Porterhouse Steak W. Nicoise Salad
- 4 porterhouse steaks fat trimmed
- Basting sauce
- 1 tsp Dijon mustard
- 2 cloves garlic crushed
- 200 g green beans trimmed
- 200 g punnet grape tomatoes halved lengthways
- 4 eggs
- 1 Lebanese cucumber halved and sliced
- 1 baby cos lettuce washed and spun dry
- 1 tbsp each red and white wine vinegar
- 1 tbsp chives finely chopped, plus extra to serve
- Place steaks on a plate. Combine basting sauce ingredients with 1 tbsp olive oil in a small bowl and brush onto both sides of the steak.
- Preheat a BBQ to hot and cook steak for 3 minutes each side, rest and slice.
- Place green beans in a medium bowl and pour over boiling water, allow to sit for 3-4 minutes until cooked but still a little crisp, then drain and refresh in iced water.

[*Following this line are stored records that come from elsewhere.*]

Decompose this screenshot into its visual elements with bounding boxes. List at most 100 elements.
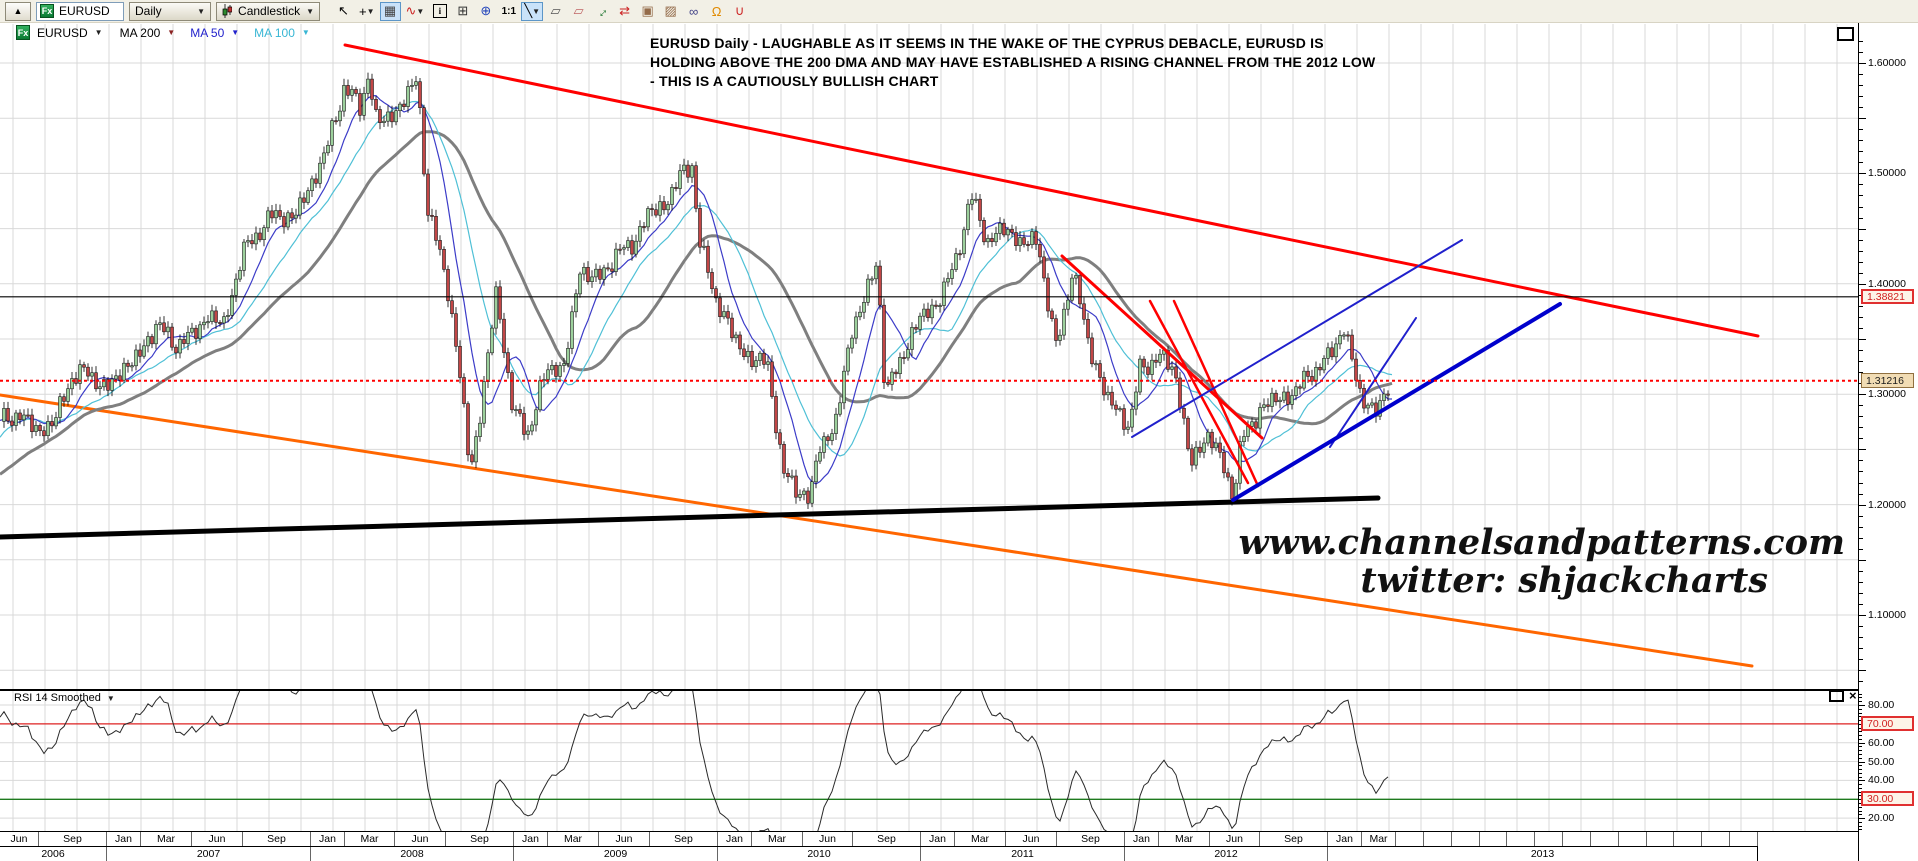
future-month-cell	[1534, 832, 1535, 846]
chevron-down-icon: ▼	[197, 6, 205, 16]
axis-tick	[1859, 762, 1865, 763]
year-cell: 2010	[717, 847, 920, 861]
rsi-axis-label: 60.00	[1868, 737, 1895, 749]
axis-tick	[1859, 427, 1863, 428]
alerts-tool[interactable]: Ω	[706, 2, 727, 21]
zoom-ratio-tool[interactable]: 1:1	[498, 2, 519, 21]
month-cell: Jun	[1005, 832, 1056, 846]
snapshot-tool[interactable]: ▣	[637, 2, 658, 21]
trendline-blue-channel-lower	[1231, 302, 1562, 502]
magnet-icon: ∪	[734, 3, 745, 18]
axis-tick	[1859, 273, 1863, 274]
month-cell: Sep	[649, 832, 717, 846]
restore-window-icon[interactable]	[1837, 27, 1854, 41]
axis-tick	[1859, 74, 1863, 75]
axis-tick	[1859, 615, 1866, 616]
axis-tick	[1859, 361, 1863, 362]
legend-ma50[interactable]: MA 50	[190, 25, 225, 40]
trendline-red-2011	[1060, 254, 1264, 440]
axis-tick	[1859, 207, 1863, 208]
rsi-chart-canvas[interactable]	[0, 690, 1858, 832]
chevron-down-icon[interactable]: ▼	[106, 693, 115, 703]
axis-tick	[1859, 826, 1862, 827]
data-box-icon: i	[432, 4, 447, 18]
magnet-tool[interactable]: ∪	[729, 2, 750, 21]
line-icon: ╲	[524, 3, 533, 18]
pointer-tool[interactable]: ↖	[333, 2, 354, 21]
resize-arrows-tool[interactable]: ↔	[591, 1, 612, 21]
month-cell: Sep	[445, 832, 513, 846]
chevron-down-icon[interactable]: ▼	[167, 28, 176, 37]
add-chart-panel-tool[interactable]: ⊞	[452, 2, 473, 21]
indicator-icon: ∿	[405, 3, 417, 18]
axis-tick	[1859, 731, 1862, 732]
trendline-red-steep-1	[1148, 299, 1250, 485]
axis-tick	[1859, 505, 1866, 506]
link-tool[interactable]: ∞	[683, 2, 704, 21]
trendline-blue-inner	[1329, 317, 1417, 448]
grid-tool[interactable]: ▦	[379, 1, 401, 21]
axis-tick	[1859, 765, 1862, 766]
axis-tick	[1859, 803, 1862, 804]
future-month-cell	[1506, 832, 1507, 846]
axis-tick	[1859, 350, 1863, 351]
axis-tick	[1859, 705, 1865, 706]
month-cell: Sep	[38, 832, 106, 846]
instrument-input[interactable]	[57, 3, 121, 19]
ma200-line	[0, 130, 1393, 476]
month-cell: Jan	[310, 832, 344, 846]
axis-tick	[1859, 52, 1863, 53]
axis-tick	[1859, 483, 1863, 484]
axis-tick	[1859, 670, 1866, 671]
panel-divider[interactable]	[0, 689, 1858, 691]
zoom-in-tool[interactable]: ⊕	[475, 2, 496, 21]
year-cell: 2007	[106, 847, 310, 861]
chevron-down-icon: ▼	[532, 6, 541, 16]
indicator-tool[interactable]: ∿ ▼	[403, 2, 428, 21]
chevron-down-icon[interactable]: ▼	[94, 28, 103, 37]
axis-tick	[1859, 317, 1863, 318]
legend-ma100[interactable]: MA 100	[254, 25, 295, 40]
future-month-cell	[1590, 832, 1591, 846]
axis-tick	[1859, 795, 1862, 796]
line-tool[interactable]: ╲ ▼	[521, 1, 544, 21]
watermark-twitter: twitter: shjackcharts	[1360, 560, 1768, 601]
axis-tick	[1859, 701, 1862, 702]
axis-tick	[1859, 780, 1865, 781]
price-axis[interactable]: 1.60000 1.50000 1.40000 1.30000 1.20000 1.100…	[1858, 23, 1918, 861]
period-select[interactable]: Daily ▼	[129, 1, 211, 21]
axis-tick	[1859, 328, 1863, 329]
axis-tick	[1859, 240, 1863, 241]
collapse-toolbar-button[interactable]: ▲	[5, 1, 31, 21]
chevron-down-icon[interactable]: ▼	[231, 28, 240, 37]
price-chart-canvas[interactable]	[0, 0, 1858, 689]
axis-tick	[1859, 777, 1862, 778]
price-axis-label: 1.20000	[1868, 499, 1906, 511]
eraser-alert-tool[interactable]: ▱	[568, 2, 589, 21]
eraser-tool[interactable]: ▱	[545, 2, 566, 21]
future-month-cell	[1423, 832, 1424, 846]
rsi-indicator-label[interactable]: RSI 14 Smoothed ▼	[14, 692, 115, 704]
axis-tick	[1859, 394, 1866, 395]
rsi-bottom-border	[0, 831, 1858, 832]
chart-style-select[interactable]: Candlestick ▼	[216, 1, 320, 21]
axis-tick	[1859, 709, 1862, 710]
axis-tick	[1859, 494, 1863, 495]
chevron-down-icon[interactable]: ▼	[301, 28, 310, 37]
markers-tool[interactable]: ⇄	[614, 2, 635, 21]
data-box-tool[interactable]: i	[429, 2, 450, 21]
chart-annotation: EURUSD Daily - LAUGHABLE AS IT SEEMS IN …	[650, 34, 1375, 91]
region-tool[interactable]: ▨	[660, 2, 681, 21]
legend-symbol[interactable]: EURUSD	[37, 25, 88, 40]
legend-ma200[interactable]: MA 200	[119, 25, 161, 40]
crosshair-tool[interactable]: + ▼	[356, 2, 378, 21]
month-cell: Sep	[1056, 832, 1124, 846]
date-axis[interactable]: Jun Sep Jan Mar Jun Sep Jan Mar Jun Sep Jan Mar Jun S…	[0, 832, 1758, 861]
ma-lines	[0, 94, 1393, 485]
axis-tick	[1859, 571, 1863, 572]
annotation-line-3: - THIS IS A CAUTIOUSLY BULLISH CHART	[650, 73, 939, 89]
axis-tick	[1859, 788, 1862, 789]
axis-tick	[1859, 814, 1862, 815]
restore-panel-icon[interactable]	[1829, 690, 1844, 702]
close-panel-icon[interactable]: ×	[1849, 688, 1857, 703]
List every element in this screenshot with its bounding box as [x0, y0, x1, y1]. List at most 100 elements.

- Place eggs in a small saucepan and cover with cold water, bring to the boil then lower heat and simmer for 6-8 minutes. Drain and cover with cold water. Peel and quarter.
- Combine vinaigrette. Assemble salad ingredients. Top with beef and eggs. Pour over vinaigrette.
Vinaigrette, salad and eggs can be prepared ahead of time. You can leave the anchovies out of the basting sauce if you prefer. Try with scotch fillet or rump steak.